Time Executive Editor: 'We're All Welfare Queens' and 'Socialists From the Day We're Born'

March 3rd, 2013 8:38 PM

"We're all socialists from the day we're born. You know, you don't have to be poor or unemployed to be on Welfare. We're all at the trough. We're all Welfare queens."

So said TIME magazine executive editor Michael Duffy on the syndicated Chris Matthews Show Sunday (video follows with transcript and commentary):

CHRIS MATTHEWS, HOST: The word we never say besides entitlements, the even worse word is socialism. But in effect, once you’re 65 in this country when it comes to health, you're guaranteed to be taken care of.

MICHAEL DUFFY, TIME MAGAZINE EXECUTIVE EDITOR: We're all socialists from the day we're born. You know, you don't have to be poor or unemployed to be on Welfare. We're all at the trough. We're all Welfare queens. Your house, and your healthcare, and your childcare. Well, maybe not your childcare. You know, my parking is subsidized. You know, you're very subsidized. You know, and the whole country is built essentially on a series of assistance programs.

Excuse me? We're all Welfare queens? Really? I'm almost 53 years old and don't recall taking one cent from Welfare. As for my house and my healthcare being subsidized by the federal or state government, that's total nonsense.

But Duffy's inanities didn't end there:

MATTHEWS: Okay, explain that to the skeptic out there who says, “What’s this guy talking about?”

DUFFY: Well, whether you, you don't have to just get direct payments in the form of Social Security or Medicare. You get it in the form of tax benefits for your house or for childcare or or for commuting or for parking. You know, so it's a totally subsidized nation. One nation subsidized.

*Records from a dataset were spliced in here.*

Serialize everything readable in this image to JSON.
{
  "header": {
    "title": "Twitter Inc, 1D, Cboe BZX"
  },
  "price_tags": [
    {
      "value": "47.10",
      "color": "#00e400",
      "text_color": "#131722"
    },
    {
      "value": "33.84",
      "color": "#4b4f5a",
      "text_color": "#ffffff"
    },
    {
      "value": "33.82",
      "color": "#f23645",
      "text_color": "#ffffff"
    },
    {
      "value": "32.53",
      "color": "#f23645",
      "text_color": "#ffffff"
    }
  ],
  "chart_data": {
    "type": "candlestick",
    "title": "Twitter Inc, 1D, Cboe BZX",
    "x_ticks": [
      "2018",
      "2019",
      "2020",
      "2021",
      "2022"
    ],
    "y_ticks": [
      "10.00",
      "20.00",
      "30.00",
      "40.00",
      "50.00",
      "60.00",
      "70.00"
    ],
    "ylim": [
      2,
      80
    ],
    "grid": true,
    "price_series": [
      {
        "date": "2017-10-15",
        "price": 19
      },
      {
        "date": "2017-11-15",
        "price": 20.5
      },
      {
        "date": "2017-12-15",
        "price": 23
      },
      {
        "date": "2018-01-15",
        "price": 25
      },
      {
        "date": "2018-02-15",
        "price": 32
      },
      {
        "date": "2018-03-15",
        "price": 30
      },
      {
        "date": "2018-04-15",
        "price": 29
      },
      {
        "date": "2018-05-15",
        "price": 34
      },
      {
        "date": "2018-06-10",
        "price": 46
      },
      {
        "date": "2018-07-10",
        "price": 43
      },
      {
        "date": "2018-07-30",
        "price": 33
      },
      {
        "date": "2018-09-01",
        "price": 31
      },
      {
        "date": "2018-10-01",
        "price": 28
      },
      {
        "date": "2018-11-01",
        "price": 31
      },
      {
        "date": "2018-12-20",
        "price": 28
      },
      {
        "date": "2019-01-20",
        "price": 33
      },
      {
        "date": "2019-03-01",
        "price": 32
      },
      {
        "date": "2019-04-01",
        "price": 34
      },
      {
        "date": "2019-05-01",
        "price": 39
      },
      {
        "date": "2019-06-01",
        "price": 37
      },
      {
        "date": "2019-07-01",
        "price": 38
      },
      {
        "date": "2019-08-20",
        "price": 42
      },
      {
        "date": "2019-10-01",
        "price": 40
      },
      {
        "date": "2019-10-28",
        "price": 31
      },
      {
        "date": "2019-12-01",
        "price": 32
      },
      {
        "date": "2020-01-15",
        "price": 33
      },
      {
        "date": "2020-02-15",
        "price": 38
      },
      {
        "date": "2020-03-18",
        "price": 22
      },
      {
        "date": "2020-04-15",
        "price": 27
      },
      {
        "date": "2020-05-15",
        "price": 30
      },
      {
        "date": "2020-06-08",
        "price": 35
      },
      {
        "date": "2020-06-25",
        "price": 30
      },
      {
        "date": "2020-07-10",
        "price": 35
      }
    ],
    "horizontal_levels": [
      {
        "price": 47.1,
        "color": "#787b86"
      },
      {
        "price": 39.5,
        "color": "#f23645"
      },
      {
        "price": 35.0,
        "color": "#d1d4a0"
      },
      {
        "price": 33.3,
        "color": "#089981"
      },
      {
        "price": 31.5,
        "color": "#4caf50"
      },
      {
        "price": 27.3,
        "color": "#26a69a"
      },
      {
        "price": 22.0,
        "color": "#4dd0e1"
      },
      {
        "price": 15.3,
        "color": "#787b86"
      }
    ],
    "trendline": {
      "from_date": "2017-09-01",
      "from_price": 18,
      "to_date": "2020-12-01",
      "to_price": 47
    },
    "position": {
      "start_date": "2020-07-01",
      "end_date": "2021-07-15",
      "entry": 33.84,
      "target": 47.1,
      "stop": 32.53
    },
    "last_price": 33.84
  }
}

The tax benefit I get from my mortgage is a return of income that I generated and therefore me being allowed to keep more of my money. As such, the government isn't giving me any of someone else's money. I'm getting to keep more of my own.

Unfortunately, this is a common failing of liberals who believe that what the government allows us to keep is still the government's money. In their view, none of us actually owns anything without the government's permission to do so thereby making us all "at the trough" in their view:

DAN RATHER: Well, and the big corporations and people make a lot of money subsidized as well.

DUFFY: That’s right. So, what I’m saying is, while the entitlement program is what’s driving the budget, the notion that it's a few people, it's all of us.

MATTHEWS: Well, the other question, staying on this point, I don't know anybody that says, “I don't want Medicare.” I don’t care if you’re a zillionaire. I don’t know whether Warren Buffett takes it or not, but people are getting it because it's free.

DUFFY: Right, and people go in and ask for all kinds of tests and probings and whether they need them or not because they know it’s going to come for nothing.

Medicare is free? Not for people like me who have been paying into it for five decades.

But that's the real problem: so many people aren't paying into the system and therefore think the benefits they receive come from the government.

Little do they know - or care for that matter! - that that money - at least the part of it that isn't borrowed! - did indeed come from an individual or company, and that it was not originally the government's money to hand out.

The additional problem with this is that as Duffy said, people do ask for all kinds of tests and things they don't need from Medicare because they believe it's free.

This of course adds to the spiraling unfunded liability of this entitlement program that is currently approaching $100 trillion.

Is that what Duffy and Matthews call "free?"